Presence of fixed appliance intraorally is considered as a leading factor that causes hindrance for patients to properly clean their teeth [8]. This would cause a multitude of side effects mainly, periodontal problem. A study performed to assess factors that cause white spot lesion in patients with fixed appliance has concluded that poor oral hygiene was the highest risk that contributes to the development of enamel decalcification [9].

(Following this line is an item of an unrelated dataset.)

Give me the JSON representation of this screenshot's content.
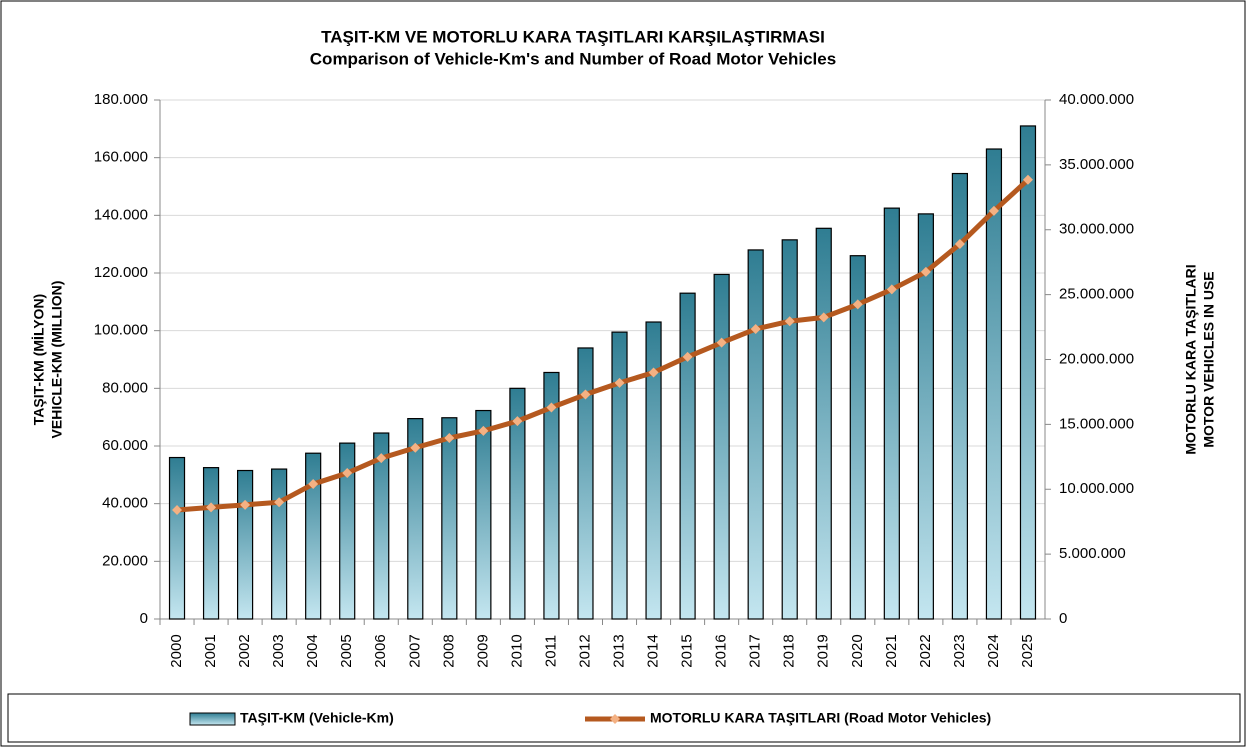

Oral hygiene condition of an orthodontic patient is a great concern among clinician. Ideally, an orthodontic treatment should be carried out in patient that has an optimal oral hygiene. Routine screening for oral hygiene is always performed by an orthodontist prior to embarking treatment. This would aid clinician in giving proper care to patients and prevent the occurrence of adverse side effect during treatment.

4. Conclusion

From this case, it can be concluded that a fixed regiment of oral hygiene should not be prescribed to all patients. The hygiene protocol should be given on a case by case basis depending on patients’ oral hygiene status and their physical and mental capabilities in taking care of their oral health. The use of Miswak can be considered as an option in oral hygiene management of orthodontic patient.

The patient has given her consent for the use of her pictures in this article.

Competing Interests

The author declares that there are no competing interests regarding the publication of this paper.

Acknowledgments

The publication of this article is supported by the USM Short Term Grant, 304/CIPPT/6313281.